Who were some of the other acts that performed on The Writer’s Center stage? Did you have a favorite?

Some of the other local acts that performed on the Writer’s Center stage included the Velours, Lawrence and the Arabians, the Newports, the Fallen Angels, the Resumes, the Soul Set, the Viscounts, the Zebes, the Nowhere Men … the list is long. One of our pals, Frank Radice, played there several times with various groups. Frank is now President and Chief Marketing Officer of the The National Academy of Television Arts and Sciences (they give out television’s Emmy awards).

The Wheaton Youth Center hosted many more nationally known acts. However, my favorite BYC experience was when the Showmen played a show as the backup band for The Fantastic Johnny C, who had a national hit record at the time called “Boogaloo Down Broadway.” (Click here to hear this song.)

In 1965 I started a scrapbook and maintain it to this day. The thing is nearly 800 pages long. It includes far more than just the history of the groups I’ve played in over the years. The scrapbook is really about my huge extended music family that largely grew from a common bond, that of the Bethesda Youth Center. The first 50 or so pages feature the 1960’s music scene and include many photos taken at the BYC. The scrapbook may be a feature of a documentary currently in production which focuses on the very music scene we are talking about here. It is my intention to publish the scrapbook in 2009, tentatively titled “An American Journey.”

Who were some of your biggest musical influences?

My early influences were guitarist Steve Cropper of Booker T and the MGs, guitarists Travis Wammack and Freddy King and, though I am not much of a vocalist, Otis Redding. Hands down, my favorite song is Redding's “These Arms of Mine."

Tell us about your most recent musical project. How is that going?
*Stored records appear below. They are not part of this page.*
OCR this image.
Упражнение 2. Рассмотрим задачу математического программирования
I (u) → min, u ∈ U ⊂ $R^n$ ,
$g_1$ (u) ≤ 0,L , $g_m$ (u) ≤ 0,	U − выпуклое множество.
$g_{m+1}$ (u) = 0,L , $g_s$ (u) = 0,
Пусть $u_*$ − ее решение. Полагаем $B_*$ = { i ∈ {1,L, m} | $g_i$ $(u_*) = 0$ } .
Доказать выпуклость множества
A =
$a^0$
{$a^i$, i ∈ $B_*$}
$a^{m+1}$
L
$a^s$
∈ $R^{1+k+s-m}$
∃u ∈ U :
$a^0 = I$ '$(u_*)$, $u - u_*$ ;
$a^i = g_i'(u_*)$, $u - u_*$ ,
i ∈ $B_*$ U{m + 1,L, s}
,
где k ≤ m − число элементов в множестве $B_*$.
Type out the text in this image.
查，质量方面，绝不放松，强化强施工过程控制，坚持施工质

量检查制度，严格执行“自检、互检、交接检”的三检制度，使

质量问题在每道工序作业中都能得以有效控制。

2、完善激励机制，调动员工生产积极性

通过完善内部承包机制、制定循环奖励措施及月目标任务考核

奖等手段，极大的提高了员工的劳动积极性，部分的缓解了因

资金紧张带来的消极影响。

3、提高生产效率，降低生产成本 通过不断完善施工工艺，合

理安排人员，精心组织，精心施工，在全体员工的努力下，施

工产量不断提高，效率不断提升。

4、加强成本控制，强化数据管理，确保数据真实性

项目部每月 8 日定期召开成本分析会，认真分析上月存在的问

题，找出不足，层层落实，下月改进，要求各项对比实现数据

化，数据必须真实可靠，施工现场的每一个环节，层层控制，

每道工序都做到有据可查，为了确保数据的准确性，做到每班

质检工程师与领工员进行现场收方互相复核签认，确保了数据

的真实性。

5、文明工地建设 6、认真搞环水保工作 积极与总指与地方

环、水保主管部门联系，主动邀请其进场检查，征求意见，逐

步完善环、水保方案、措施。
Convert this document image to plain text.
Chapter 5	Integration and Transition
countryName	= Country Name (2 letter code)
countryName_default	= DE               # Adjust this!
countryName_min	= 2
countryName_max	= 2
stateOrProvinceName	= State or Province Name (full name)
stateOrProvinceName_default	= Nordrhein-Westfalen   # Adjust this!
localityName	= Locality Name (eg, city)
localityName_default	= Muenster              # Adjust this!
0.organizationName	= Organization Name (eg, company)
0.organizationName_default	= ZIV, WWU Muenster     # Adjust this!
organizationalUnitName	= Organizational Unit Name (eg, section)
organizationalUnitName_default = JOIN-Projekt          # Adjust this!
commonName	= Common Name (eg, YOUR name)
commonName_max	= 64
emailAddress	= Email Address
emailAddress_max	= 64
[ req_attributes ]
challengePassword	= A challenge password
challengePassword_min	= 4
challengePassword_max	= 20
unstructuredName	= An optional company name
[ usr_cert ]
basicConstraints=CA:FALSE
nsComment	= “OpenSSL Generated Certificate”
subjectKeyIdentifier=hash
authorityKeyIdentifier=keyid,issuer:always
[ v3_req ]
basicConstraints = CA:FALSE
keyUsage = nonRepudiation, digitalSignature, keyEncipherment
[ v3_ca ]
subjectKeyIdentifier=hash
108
Thanks in particular for asking about that! I’ve recorded with a number of people, mostly just adding guitar tracks to a song here and there. Two of my groups have recorded CD’s, and one of them, by the “Shakers”, gets occasional radio airplay. In 2008 I began recording my first solo CD, which will be called “Second Chair” and will consist of 8 instrumentals and 2 songs with vocals. All of tracks were written by me except one that was co-written with Billy Bowman, one time Billboard Magazine Indie artist of the year. We have 8 of the tracks recorded,2 to go, and hope to wrap up the project this spring. The CD is being recorded by Human Factor Productions and produced by Grammy nominated Blake Althen, who not only produces CDs but provides music for television, movies and radio.

Other"projects” consist of playing out with a number of music partners. My main group is called Seneca, and is a three time Wammie nominated contemporary gospel group. There are 10 of us in the group plus 2 sound engineers. We are currently rehearsing for some upcoming performances. I frequently accompany singer/songwriters in acoustic settings. Most frequently my acoustic gigs are with Don Bridges and Loralyn Coles or with Rick Crump. Rick and I bill ourselves as “Crumpled Hat.” Occasionally the Shakers and the Blue Dog Band play out. On any given weekend night when I am not booked I usually wind up taking an electric guitar somewhere and sit in a bit with other bands such as the Newports, Boomerang, and Bill Mulroney and the Second Wind Bandits.

What kinds of projects can you—as both a SAW member and a Writer’s Center member—envision the two organizations can do together?

The first thing we want to accomplish is to provide songwriting workshops. We have some Grammy and Wammie winning songwriters interested in participating. Lets hope this moves forward soon. Additionally, we would like to host open mics and produce concerts in the Writer’s Center auditorium, which is where we played music back in the 1960s.